Justia columnist and Hofstra law professor Joanna Grossman explains the EEOC ruling that discrimination against a transgender individual is sex discrimination under Title VII and related law. Grossman begins by describing the facts of the case that led to the EEOC ruling, and then goes on to take a close look at the intersection of Title VII, transgenderism, and sexual-orientation discrimination. As Grossman explains, an amendment to Title VII that would directly protect gay and transgender people from discrimination has repeatedly been introduced in Congress, but has never passed. However, gay and transgender people have been able to find some protection against discrimination under Title VII itself, via the courts, including the Supreme Court, that have interpreted Title VII to prohibit gender stereotyping and sexual harassment.
Justia columnist and Cardozo law professor Marci Hamilton takes strong issue with the position of the California Catholic Conference, the lobbyist for the California bishops, on issues relating to child sex abuse. As Hamilton explains, the Conference sent a one-page letter opposing AB1628, a California bill that would effect a short extension of the child-sex-abuse statutes of limitations, and require more rigorous background checks for employees and volunteers who work closely with children. Hamilton argues that the bill should be passed, details the Conference’s objections to the bill, and concludes that those objections are meritless. She also notes that this is just one instance in which the bishops are seeking to block child-sex-abuse statute-of-limitations reform; similar efforts are being made in other states as well.

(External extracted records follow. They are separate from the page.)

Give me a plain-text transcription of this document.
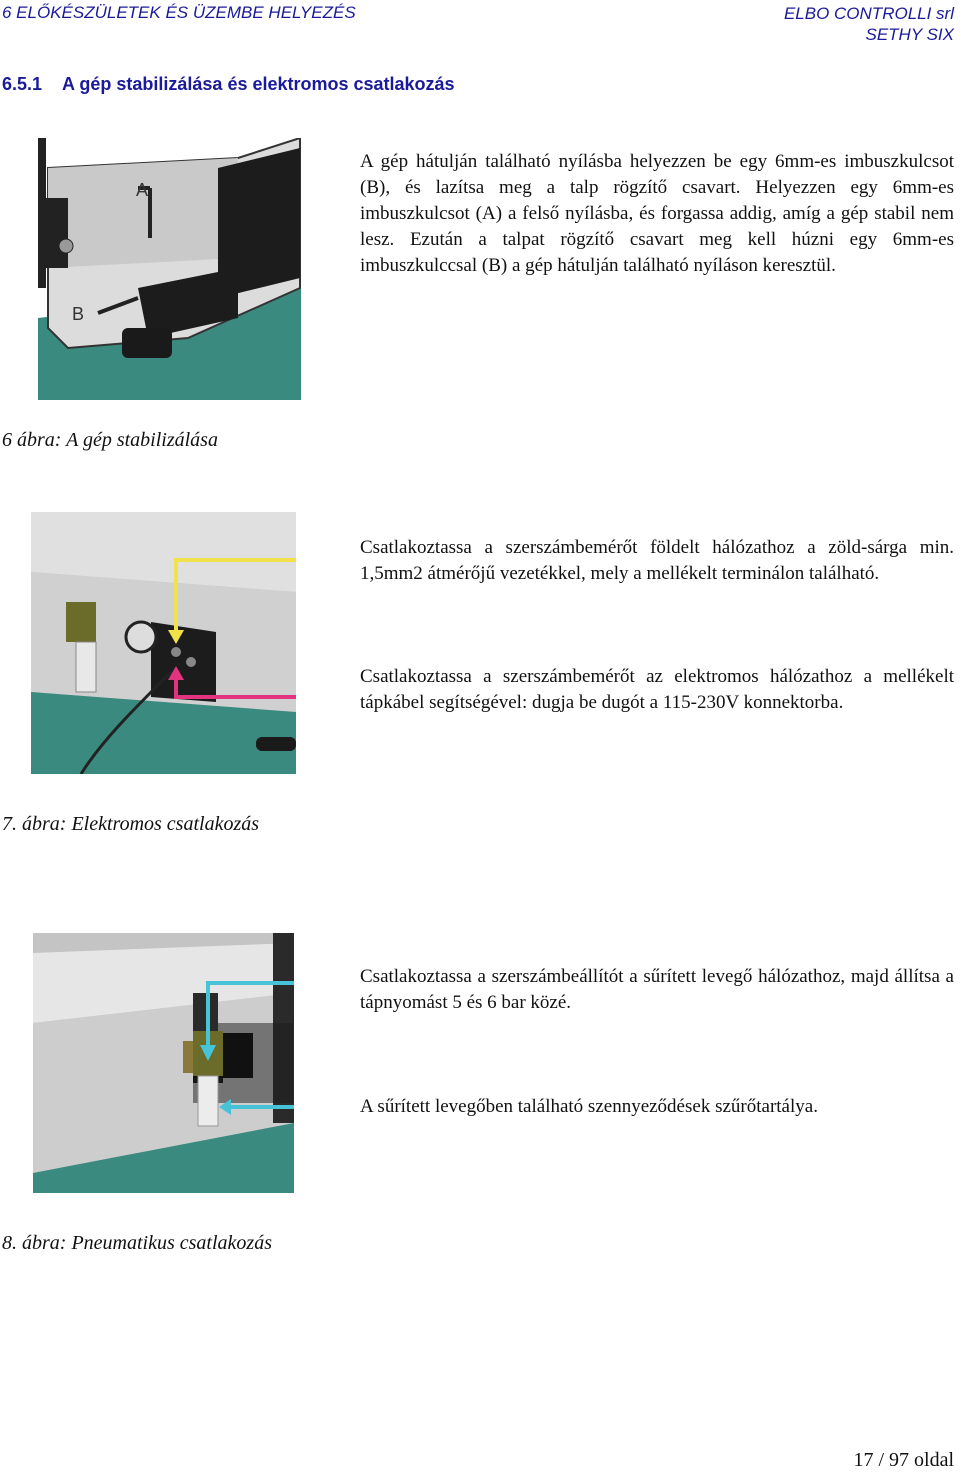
6 ELŐKÉSZÜLETEK ÉS ÜZEMBE HELYEZÉS	ELBO CONTROLLI srl
SETHY SIX
6.5.1 A gép stabilizálása és elektromos csatlakozás
A
B

A gép hátulján található nyílásba helyezzen be egy 6mm-es imbuszkulcsot (B), és lazítsa meg a talp rögzítő csavart. Helyezzen egy 6mm-es imbuszkulcsot (A) a felső nyílásba, és forgassa addig, amíg a gép stabil nem lesz. Ezután a talpat rögzítő csavart meg kell húzni egy 6mm-es imbuszkulccsal (B) a gép hátulján található nyíláson keresztül.

6 ábra: A gép stabilizálása

Csatlakoztassa a szerszámbemérőt földelt hálózathoz a zöld-sárga min. 1,5mm2 átmérőjű vezetékkel, mely a mellékelt terminálon található.

Csatlakoztassa a szerszámbemérőt az elektromos hálózathoz a mellékelt tápkábel segítségével: dugja be dugót a 115-230V konnektorba.

7. ábra: Elektromos csatlakozás

Csatlakoztassa a szerszámbeállítót a sűrített levegő hálózathoz, majd állítsa a tápnyomást 5 és 6 bar közé.

A sűrített levegőben található szennyeződések szűrőtartálya.

8. ábra: Pneumatikus csatlakozás
17 / 97 oldal
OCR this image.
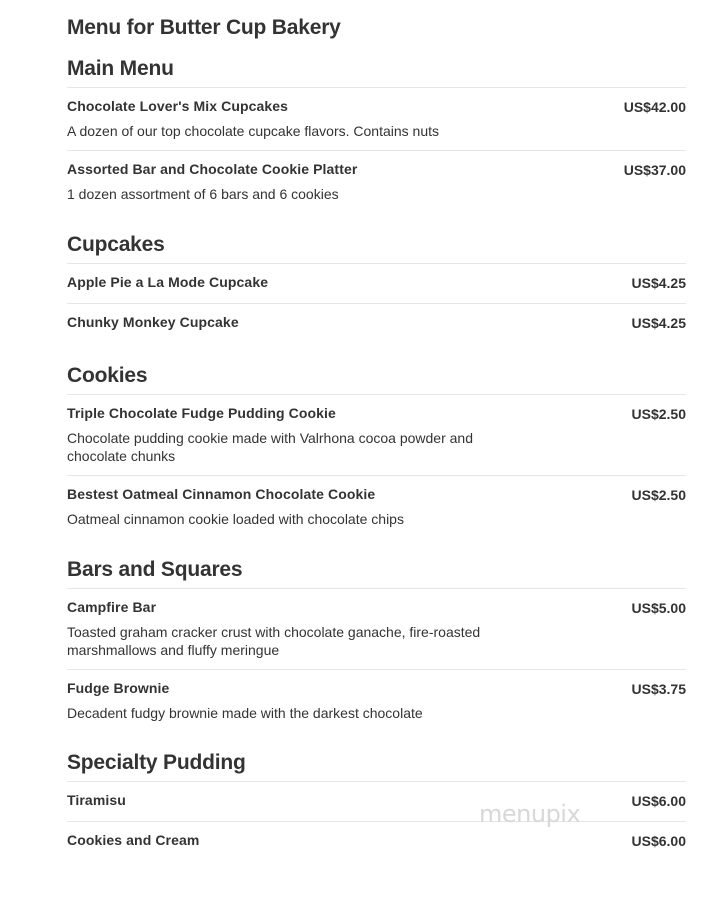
Menu for Butter Cup Bakery
Main Menu
Chocolate Lover's Mix Cupcakes	US$42.00
A dozen of our top chocolate cupcake flavors. Contains nuts
Assorted Bar and Chocolate Cookie Platter	US$37.00
1 dozen assortment of 6 bars and 6 cookies
Cupcakes
Apple Pie a La Mode Cupcake	US$4.25
Chunky Monkey Cupcake	US$4.25
Cookies
Triple Chocolate Fudge Pudding Cookie	US$2.50
Chocolate pudding cookie made with Valrhona cocoa powder and chocolate chunks
Bestest Oatmeal Cinnamon Chocolate Cookie	US$2.50
Oatmeal cinnamon cookie loaded with chocolate chips
Bars and Squares
Campfire Bar	US$5.00
Toasted graham cracker crust with chocolate ganache, fire-roasted marshmallows and fluffy meringue
Fudge Brownie	US$3.75
Decadent fudgy brownie made with the darkest chocolate
Specialty Pudding
Tiramisu	US$6.00
Cookies and Cream	US$6.00
menupix
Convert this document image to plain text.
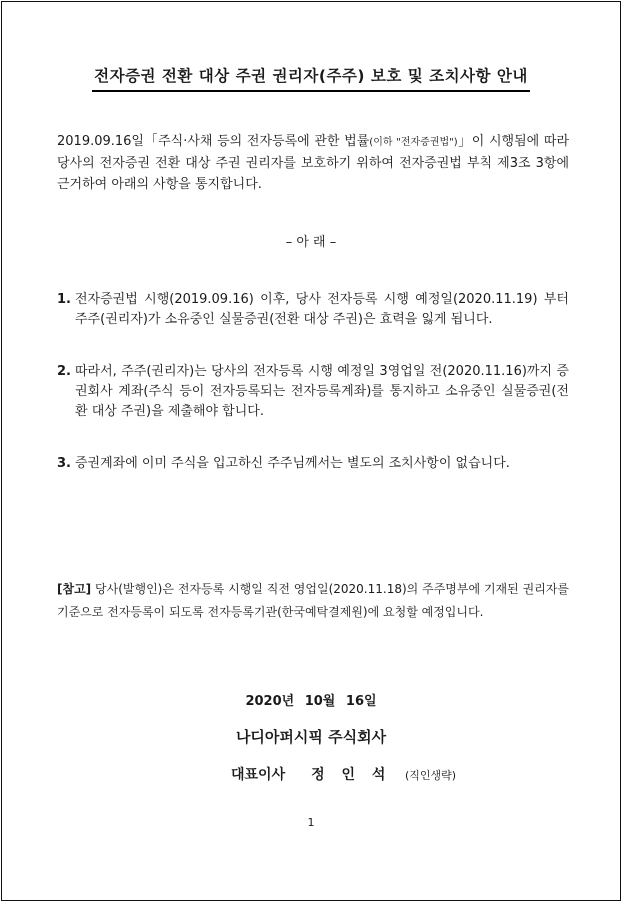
전자증권 전환 대상 주권 권리자(주주) 보호 및 조치사항 안내
2019.09.16일「주식·사채 등의 전자등록에 관한 법률(이하 "전자증권법")」이 시행됨에 따라 당사의 전자증권 전환 대상 주권 권리자를 보호하기 위하여 전자증권법 부칙 제3조 3항에 근거하여 아래의 사항을 통지합니다.
– 아 래 –
1. 전자증권법 시행(2019.09.16) 이후, 당사 전자등록 시행 예정일(2020.11.19) 부터 주주(권리자)가 소유중인 실물증권(전환 대상 주권)은 효력을 잃게 됩니다.
2. 따라서, 주주(권리자)는 당사의 전자등록 시행 예정일 3영업일 전(2020.11.16)까지 증권회사 계좌(주식 등이 전자등록되는 전자등록계좌)를 통지하고 소유중인 실물증권(전환 대상 주권)을 제출해야 합니다.
3. 증권계좌에 이미 주식을 입고하신 주주님께서는 별도의 조치사항이 없습니다.
[참고] 당사(발행인)은 전자등록 시행일 직전 영업일(2020.11.18)의 주주명부에 기재된 권리자를 기준으로 전자등록이 되도록 전자등록기관(한국예탁결제원)에 요청할 예정입니다.
2020년 10월 16일
나디아퍼시픽 주식회사
대표이사 정 인 석 (직인생략)
1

Today, on Equal Pay Day, Justia columnist and Hofstra law professor Joanna Grossman comments on gender-based pay discrimination and the available remedies for it. Grossman covers the current status of the gender-based wage gap; the reasons why the gap persists and has proved difficult to remedy; and the efforts that have been made to bolster pay equality. Grossman first focuses on the clear evidence that pure discrimination plays a significant role in the wage gap. Then, Grossman discusses the roles that the Equal Pay Act and Title VII play, with respect to gender-based pay discrimination, and the unfortunate limitations of both laws. She also covers the more recent Lily Ledbetter Fair Pay Act, which President Obama signed into law during his first week in office. Finally, Grossman concludes by describing the key legal steps, procedural and substantive, that she argues should be taken in order to close the pay gap.